Made up of thousands of islands and scattered across 3,000 miles of ocean between Asia and Australia, it’s not hard to see the allure of the Indonesian archipelago. There are islands like Sumatra, Java and Komodo that draw adventure seeking nature lovers. There are also sun-drenched atolls, such as the trio of Gili Islands, that pull in pleasure seeking, tan-hungry travellers looking for slow-like-honey days. And deep-sea explorers may charter a boat and spend their days swimming through the technicolour coral reefs of Raja Ampat. But when it comes to the big-hitting islands that have it all, Bali is arguably it. A curious island nicknamed the Island of Gods, it feels both like a hectic city with its malls, crush of scooters, and jam-packed roads, but also a time-stamped back-in-the-day village dotted with rice plantations, warungs (small local eateries) and ramshackle stalls selling petrol in old vodka bottles. The air, thick like wallpaper paste, wafts with smells of clove cigarettes, frangipani and woodsmoke from makeshift kilns preparing sticky-sweet and spicy local delicacies.
This island has seen many incarnations, from higgledy-piggledy towns to the mid ‘90s when Bali burst with party hungry tourists and package tours clogging the beachside town of Kuta and its periphery. The last few years, the island has yet again shifted gears, moving from its party-hard peak to a smarter vibe, with different regions offering their own distinctive aesthetics.
In the south-west, just north of Kuta, Seminyak can be credited for giving Bali its upswing. The buzzing streets are lined with swanky boutiques, galleries, wine bars and fists of restaurants that run the gamut from Argentinian grills to fine Italian restaurants, and of course, flashy hotels and sand-in-your toes beach clubs filled with moneyed expats and holidaymakers wrapped in designer kaftans and sarongs.
Twenty minutes north of Seminyak, the bumpy roads give way to the of-the-moment boho beach town of Canggu, just 300 metres from the popular Batu Bolong surf spot. Boutique hotels and whitewashed cement-floor villas have sprouted, attracting a set of travellers drawn to its green-juice culture and haute-hippy Tulum-esque vibes. Pretty shops selling bamboo homewares, sage smudge bundles, eclectic knick-knacks and trendy fashions line the streets. Linen-clad yogis and free-range families sip on rosella kombuchas at Instagram-friendly vegan cafes as lo-fi surfers whizz by on their board-laden bikes.

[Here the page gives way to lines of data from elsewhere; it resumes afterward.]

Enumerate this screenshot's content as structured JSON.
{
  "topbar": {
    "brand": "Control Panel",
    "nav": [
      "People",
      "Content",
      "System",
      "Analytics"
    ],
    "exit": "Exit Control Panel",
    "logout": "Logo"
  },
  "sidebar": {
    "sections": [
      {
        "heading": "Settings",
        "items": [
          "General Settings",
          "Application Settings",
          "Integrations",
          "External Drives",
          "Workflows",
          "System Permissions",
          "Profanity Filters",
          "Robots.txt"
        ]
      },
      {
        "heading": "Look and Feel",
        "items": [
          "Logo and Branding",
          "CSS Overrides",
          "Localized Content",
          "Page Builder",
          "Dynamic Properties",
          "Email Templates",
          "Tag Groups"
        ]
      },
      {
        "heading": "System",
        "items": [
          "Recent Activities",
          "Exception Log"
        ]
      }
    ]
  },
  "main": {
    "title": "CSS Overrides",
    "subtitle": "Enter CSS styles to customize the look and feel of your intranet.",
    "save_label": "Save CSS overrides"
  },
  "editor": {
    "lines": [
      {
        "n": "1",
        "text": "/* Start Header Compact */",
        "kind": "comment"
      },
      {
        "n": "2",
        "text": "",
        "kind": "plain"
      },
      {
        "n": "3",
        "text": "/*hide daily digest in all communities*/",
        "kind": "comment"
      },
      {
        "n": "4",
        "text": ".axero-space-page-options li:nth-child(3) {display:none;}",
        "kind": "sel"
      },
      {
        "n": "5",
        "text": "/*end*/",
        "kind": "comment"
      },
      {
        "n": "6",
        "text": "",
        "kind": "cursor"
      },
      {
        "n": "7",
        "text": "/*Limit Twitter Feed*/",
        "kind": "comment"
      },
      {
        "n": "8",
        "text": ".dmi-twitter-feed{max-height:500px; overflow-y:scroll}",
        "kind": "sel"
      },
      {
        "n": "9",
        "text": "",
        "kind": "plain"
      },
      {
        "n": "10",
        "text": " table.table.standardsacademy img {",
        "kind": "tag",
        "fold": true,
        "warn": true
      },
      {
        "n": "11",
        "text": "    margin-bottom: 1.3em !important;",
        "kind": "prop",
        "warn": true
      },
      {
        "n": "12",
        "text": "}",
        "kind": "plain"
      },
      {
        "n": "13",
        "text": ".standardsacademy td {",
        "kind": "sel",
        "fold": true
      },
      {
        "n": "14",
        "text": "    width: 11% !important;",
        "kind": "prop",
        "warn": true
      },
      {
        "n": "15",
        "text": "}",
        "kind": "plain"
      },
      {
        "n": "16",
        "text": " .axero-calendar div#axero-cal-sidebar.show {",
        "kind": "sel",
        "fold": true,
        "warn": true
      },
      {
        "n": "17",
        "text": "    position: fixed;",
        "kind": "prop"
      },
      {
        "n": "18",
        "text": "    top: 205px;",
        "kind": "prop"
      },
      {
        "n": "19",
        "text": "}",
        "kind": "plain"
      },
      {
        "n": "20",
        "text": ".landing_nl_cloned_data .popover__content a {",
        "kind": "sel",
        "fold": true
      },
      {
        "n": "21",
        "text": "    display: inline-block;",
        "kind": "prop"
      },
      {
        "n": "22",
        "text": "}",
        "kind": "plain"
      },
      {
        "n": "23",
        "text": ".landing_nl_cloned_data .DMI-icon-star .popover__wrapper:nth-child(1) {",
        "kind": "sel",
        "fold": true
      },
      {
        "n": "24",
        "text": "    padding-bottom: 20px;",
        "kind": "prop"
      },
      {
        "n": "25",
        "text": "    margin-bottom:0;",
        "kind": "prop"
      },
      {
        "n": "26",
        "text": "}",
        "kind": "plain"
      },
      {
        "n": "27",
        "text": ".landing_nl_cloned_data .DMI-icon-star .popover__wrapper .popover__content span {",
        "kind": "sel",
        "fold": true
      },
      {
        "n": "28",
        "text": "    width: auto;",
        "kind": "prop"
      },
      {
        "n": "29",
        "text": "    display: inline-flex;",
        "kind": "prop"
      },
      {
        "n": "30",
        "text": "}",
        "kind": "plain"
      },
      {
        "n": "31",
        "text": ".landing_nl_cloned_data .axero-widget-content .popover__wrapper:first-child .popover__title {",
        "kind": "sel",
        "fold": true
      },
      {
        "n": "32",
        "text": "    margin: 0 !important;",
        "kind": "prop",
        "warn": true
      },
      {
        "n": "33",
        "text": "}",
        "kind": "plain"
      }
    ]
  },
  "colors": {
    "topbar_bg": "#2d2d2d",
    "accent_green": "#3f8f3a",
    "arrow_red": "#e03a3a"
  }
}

But the serious surfers know that the perfect A-frame barrels are in Uluwatu, a town that feels more like a cliff-side hideaway, with its dramatic hilltops and talcum white-sand beaches. It boasts magnificent hotels and beach bars, seemingly carved into the cliffs, and white-splashed beach bars that thrum to gentle afternoon electro beats which end as the orange sky peaks.
Up in Ubud is Bali’s green heart, a region of untamed jungle where age-old spirituality and sacred waters are part of its DNA. Zen-seeking travellers on their own Eat-Pray-Love journeys find themselves here for shamanistic rituals, vinyasa flow, sound baths and indigenous medicine. Architecturally, the vivid natural landscapes of lush green foliage and dramatic waterfalls have served as inspiration for design. The new sweep of boutique and luxury hotels have wabi sabi-like styling and infinity pools out to the jungle, treehouses with butler service and open-plan bamboo workspaces filled with nomadic keyboard warriors.
But its Bali’s new-found dedication to local and handmade everything that deserves praise. It’s here that some of the most forward-thinking hotels, and even whopping heavyweight resorts, have been built with hefty eco-conscious credentials (no plastics, upcycled décor and intricate recycling systems), but also with attention to world-class design achieved by hand-hewn local builders and artisans. Young gun local chefs are now taking over restaurants and re-interpreting local classics and championing zero-waste kitchens, and breeds of local creative visionaries are setting up multi-hyphen studios that meld music, art, design.
Bali’s new-found groove is the antithesis to the 90’s swell of dull identikit hotels and copy and paste import culture. Instead, Bali has looked to its past, traditions and landscape to carve itself its new (but old) identity. The new generation of Balinese are finding new sources of magic and evolving the Island of Gods into its new reality – one based on preservation and innovation, pushing the island into the future while paying respect to the history and people of the region, drawing in a new batch of considered travellers, tourists, and digital nomads.